Except it isn't our school anymore. Hasn't been in two years. He kept talking about how cool this junior he knows is, how cool and on top of the social heap he is in High School. I just wanted to scream over my coffee that, friend, it's over. It's so over. Let the high school go. But he won't. I can tell in his eyes that he already knows it's not his anymore but he can't. let. that. be. realized.
It made me sad. I took it for twenty minutes when other former classmates of mine walked in, ignored me completely, and talked to the Our School kid next me. I guess this little band of people had secret spidey senses to tell them "She is not one of us. She....[shudder] LEFT" because they didn't want to hear anything I had to say. I had even kissed one of them before and still, got not even "what are you doing these days?"
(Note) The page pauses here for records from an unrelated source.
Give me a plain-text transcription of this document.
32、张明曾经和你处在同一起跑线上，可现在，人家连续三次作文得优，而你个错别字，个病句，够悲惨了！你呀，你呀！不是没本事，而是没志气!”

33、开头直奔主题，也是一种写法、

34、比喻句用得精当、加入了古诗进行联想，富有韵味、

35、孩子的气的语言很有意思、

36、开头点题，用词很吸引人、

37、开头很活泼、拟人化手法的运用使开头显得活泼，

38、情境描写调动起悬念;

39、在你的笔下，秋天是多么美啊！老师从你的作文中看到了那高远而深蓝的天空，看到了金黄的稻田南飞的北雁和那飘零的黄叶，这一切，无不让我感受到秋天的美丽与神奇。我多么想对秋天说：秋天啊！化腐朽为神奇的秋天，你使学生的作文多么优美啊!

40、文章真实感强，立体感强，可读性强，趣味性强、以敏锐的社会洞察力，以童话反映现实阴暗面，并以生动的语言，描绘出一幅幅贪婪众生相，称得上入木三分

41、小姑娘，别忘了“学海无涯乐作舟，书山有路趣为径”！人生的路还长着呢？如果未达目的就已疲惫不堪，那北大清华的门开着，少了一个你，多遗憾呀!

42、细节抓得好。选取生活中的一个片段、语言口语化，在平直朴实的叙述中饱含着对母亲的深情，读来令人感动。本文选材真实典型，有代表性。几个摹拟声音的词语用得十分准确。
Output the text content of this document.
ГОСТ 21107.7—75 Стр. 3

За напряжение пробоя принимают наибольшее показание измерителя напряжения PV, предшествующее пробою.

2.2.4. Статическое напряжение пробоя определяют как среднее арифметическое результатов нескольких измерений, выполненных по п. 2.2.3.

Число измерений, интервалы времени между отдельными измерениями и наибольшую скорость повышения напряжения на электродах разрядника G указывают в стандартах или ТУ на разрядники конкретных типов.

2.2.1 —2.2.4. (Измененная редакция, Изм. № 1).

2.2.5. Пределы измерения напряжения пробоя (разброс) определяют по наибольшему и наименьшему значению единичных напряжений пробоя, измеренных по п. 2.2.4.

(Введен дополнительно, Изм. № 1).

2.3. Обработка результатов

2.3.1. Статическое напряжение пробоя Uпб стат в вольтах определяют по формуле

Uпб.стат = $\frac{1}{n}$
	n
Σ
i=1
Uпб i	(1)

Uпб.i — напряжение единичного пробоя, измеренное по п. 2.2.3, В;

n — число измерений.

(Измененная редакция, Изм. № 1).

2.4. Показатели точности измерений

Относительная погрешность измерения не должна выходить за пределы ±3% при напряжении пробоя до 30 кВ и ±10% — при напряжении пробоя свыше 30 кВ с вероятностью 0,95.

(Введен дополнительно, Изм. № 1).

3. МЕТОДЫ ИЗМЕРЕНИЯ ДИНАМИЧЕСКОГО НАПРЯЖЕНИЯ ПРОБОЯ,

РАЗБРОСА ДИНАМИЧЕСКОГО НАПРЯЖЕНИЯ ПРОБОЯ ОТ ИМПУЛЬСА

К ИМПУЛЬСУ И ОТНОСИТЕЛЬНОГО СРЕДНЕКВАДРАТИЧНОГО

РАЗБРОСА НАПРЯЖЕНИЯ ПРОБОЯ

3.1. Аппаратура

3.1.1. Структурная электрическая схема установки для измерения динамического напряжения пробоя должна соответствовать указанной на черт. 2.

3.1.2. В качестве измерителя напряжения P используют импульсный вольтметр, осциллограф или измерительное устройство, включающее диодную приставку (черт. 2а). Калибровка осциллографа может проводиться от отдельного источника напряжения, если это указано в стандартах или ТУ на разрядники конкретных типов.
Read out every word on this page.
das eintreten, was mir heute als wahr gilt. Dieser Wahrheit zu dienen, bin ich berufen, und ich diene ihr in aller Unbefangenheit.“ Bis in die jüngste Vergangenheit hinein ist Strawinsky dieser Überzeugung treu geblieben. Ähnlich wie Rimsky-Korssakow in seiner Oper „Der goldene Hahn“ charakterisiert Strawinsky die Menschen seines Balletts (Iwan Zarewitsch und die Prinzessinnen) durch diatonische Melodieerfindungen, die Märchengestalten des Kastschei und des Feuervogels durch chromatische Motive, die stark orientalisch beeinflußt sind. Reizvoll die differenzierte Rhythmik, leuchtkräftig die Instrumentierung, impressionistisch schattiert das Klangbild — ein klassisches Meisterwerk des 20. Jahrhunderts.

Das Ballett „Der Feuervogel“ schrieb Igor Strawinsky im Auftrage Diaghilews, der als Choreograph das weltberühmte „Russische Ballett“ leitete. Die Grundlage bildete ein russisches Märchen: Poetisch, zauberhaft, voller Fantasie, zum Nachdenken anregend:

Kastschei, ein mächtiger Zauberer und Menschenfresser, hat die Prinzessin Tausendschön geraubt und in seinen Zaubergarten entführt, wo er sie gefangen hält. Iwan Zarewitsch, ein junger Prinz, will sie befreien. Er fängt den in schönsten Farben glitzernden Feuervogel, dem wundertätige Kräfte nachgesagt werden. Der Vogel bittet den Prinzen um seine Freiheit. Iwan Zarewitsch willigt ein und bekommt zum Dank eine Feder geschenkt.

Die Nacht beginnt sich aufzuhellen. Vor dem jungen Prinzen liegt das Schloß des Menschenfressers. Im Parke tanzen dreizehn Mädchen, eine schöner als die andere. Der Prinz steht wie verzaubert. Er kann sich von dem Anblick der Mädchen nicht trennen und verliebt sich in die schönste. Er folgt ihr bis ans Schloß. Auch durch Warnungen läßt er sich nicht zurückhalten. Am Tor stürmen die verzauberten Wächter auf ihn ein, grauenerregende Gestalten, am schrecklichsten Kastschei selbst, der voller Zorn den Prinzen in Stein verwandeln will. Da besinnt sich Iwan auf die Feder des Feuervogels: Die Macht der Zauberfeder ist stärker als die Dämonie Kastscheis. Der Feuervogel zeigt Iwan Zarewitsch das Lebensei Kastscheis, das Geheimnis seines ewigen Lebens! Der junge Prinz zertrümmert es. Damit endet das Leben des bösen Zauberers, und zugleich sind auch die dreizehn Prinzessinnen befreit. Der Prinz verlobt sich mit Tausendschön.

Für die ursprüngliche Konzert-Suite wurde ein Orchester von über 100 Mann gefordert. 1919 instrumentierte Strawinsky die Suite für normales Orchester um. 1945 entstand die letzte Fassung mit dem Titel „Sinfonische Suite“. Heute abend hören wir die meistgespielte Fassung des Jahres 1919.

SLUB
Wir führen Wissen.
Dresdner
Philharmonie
It's okay. It's a friendly neighborhood reminder that I did indeed progress and that is great. The whole trip back to perrysburg was great, really. Josh and I drove down on Tuesday night, nearly dying, nearly pulling off the road, nearly staying quiet.
Wednesday was filled with never ending chit chats at the dining room table, Beaner's Coffee, Marlaina, a little more josh, and a new tattoo. Wednesday night, marlaina and I bought a feast and laid in her bed and watched terrific movies and made fun of every other line.
Thursday, the one day I was fearful for, was spent at the movies, at Marlaina's Grandparents house and again at the dining room table for hours and hours. I was happy. The medicine has worked. I do not-and did not- feel absolutely suicidal and depressed this holiday season.
Friday was more dining room table chatting, more marlaina and beds and movies. Dinner with her folks. Not the first plan. First plan was to share beers with Britt Any. But because my friend and supposed future roommate decided, no, she was much too tired to see her friend that Has Not Been In Town Since March, it did not happen. She was Much Much too tired. (Yeah dear, I'm bitter).
And today, well, today I go home. I'm waiting right now to actually pack my stuff up. Makes me sad. Ah well. The cats miss me, most assuredly.